Data indicates that the euro zone economy is in a worse state than during the last ECB meeting, increasing expectations for more rapid rate cuts than the quarterly pace established by previous cuts in June and September.
Mark Wall, chief European economist at Deutsche Bank, stated, "If the ECB does not cut in October, the market will believe that the central bank is behind the curve and possibly making a policy error."
Five Key Questions for Markets:
1. Will the ECB cut rates this week?
All signs point to yes. Traders are estimating around a 90% chance of a 25 basis-point cut, a significant rise from 20% during last month's meeting. A contraction in euro zone business activity in September led to heightened expectations that the ECB might not act quickly enough.
Several policymakers have advocated for an October rate cut, with ECB chief Christine Lagarde also hinting at one, suggesting that confidence in falling inflation will influence the bank's decision.
2. Is this the start of back-to-back rate cuts?
Economists on Wall Street believe it is. Traders anticipate just over three cuts in the four meetings following October. However, ECB policymakers are more cautious. Finnish governor Olli Rehn emphasized that decisions on the pace and extent of future cuts will be made on a meeting-by-meeting basis. Lagarde may indicate a change in direction as projections are due in December, according to Gilles Moec, chief economist at AXA.
3. Is inflation no longer a concern for the ECB?
Traders seem to believe so, as inflation has dropped below the ECB's 2% target as of September. Even persistent services inflation has slightly decreased, reaching its lowest monthly adjusted rate since November 2023. Derivatives used for hedging inflation risk imply that price growth could remain below 2% from the first quart of the upcoming year, quicker than the ECB's projections from September.
Nevertheless, services inflation remains at 4%, and the recent drop in headline inflation was primarily driven by energy prices, preventing the ECB from claiming victory just yet.
4. Is growth the ECB's main concern now?
Yes, that concern is growing. But since the ECB is focused solely on inflation, the challenge lies in whether stagnation might consistently keep inflation below target. The ECB is optimistic that rising real incomes will improve consumption, projecting growth at 1.3% next year, up from 0.8% this year—a forecast that some economists consider too optimistic, especially as Germany faces a second year of contraction.
Moec from AXA warns that if expected growth does not occur soon, inflation risks undershooting the ECB's target—an unease shared by some policymakers.
5. Are geopolitical risks worrying for the ECB?
Yes, but mainly regarding growth issues. Oil prices have risen over 9% since early October amid the Israel-Hezbollah conflict, though they remain substantially below this year's peak.
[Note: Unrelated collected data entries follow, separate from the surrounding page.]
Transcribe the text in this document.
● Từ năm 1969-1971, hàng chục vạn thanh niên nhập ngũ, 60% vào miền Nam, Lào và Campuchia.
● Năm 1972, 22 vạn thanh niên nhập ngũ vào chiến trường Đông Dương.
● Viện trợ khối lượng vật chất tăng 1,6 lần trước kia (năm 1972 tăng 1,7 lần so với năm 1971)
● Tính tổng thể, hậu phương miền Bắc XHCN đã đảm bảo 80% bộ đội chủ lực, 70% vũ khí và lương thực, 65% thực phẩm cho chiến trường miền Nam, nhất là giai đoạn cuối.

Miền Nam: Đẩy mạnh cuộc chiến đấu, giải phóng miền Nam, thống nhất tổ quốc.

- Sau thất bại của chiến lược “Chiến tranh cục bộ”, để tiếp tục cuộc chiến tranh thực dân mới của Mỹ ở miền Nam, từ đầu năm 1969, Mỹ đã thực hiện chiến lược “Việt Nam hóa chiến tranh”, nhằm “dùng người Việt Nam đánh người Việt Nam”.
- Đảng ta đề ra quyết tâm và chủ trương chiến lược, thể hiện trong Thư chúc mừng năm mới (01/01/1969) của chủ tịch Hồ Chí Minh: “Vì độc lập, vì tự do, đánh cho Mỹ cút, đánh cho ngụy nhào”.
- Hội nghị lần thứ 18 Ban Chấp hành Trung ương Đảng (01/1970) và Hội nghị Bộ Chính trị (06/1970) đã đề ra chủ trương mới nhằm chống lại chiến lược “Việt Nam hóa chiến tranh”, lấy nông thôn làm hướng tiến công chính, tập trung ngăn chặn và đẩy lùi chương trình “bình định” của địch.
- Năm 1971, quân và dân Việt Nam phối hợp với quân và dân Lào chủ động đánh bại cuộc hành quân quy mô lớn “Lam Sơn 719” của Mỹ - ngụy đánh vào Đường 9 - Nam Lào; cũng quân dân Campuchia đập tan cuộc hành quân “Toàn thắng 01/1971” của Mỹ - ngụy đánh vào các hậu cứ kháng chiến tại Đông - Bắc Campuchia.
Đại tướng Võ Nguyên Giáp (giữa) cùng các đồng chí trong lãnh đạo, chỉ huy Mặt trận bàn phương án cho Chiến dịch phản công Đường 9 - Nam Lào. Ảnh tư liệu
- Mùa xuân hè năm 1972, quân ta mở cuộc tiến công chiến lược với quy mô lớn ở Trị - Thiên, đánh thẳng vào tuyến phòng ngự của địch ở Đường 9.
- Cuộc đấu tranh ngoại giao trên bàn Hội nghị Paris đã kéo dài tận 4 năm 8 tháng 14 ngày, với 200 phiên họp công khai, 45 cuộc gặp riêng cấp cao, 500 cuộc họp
Since inflation is currently low, the ECB can withstand temporary energy-driven price increases, according to Paul Hollingsworth from BNP Paribas.
Hollingsworth noted, "The ECB's focus has shifted more towards growth risks, meaning geopolitical concerns would only exacerbate these worries."
Importantly, Thursday marks the ECB's last meeting before the November U.S. presidential election. Should former Republican President Donald Trump win and impose a 10% tariff on all imports, it would adversely affect euro zone growth and strengthen the case for deeper rate cuts, say economists.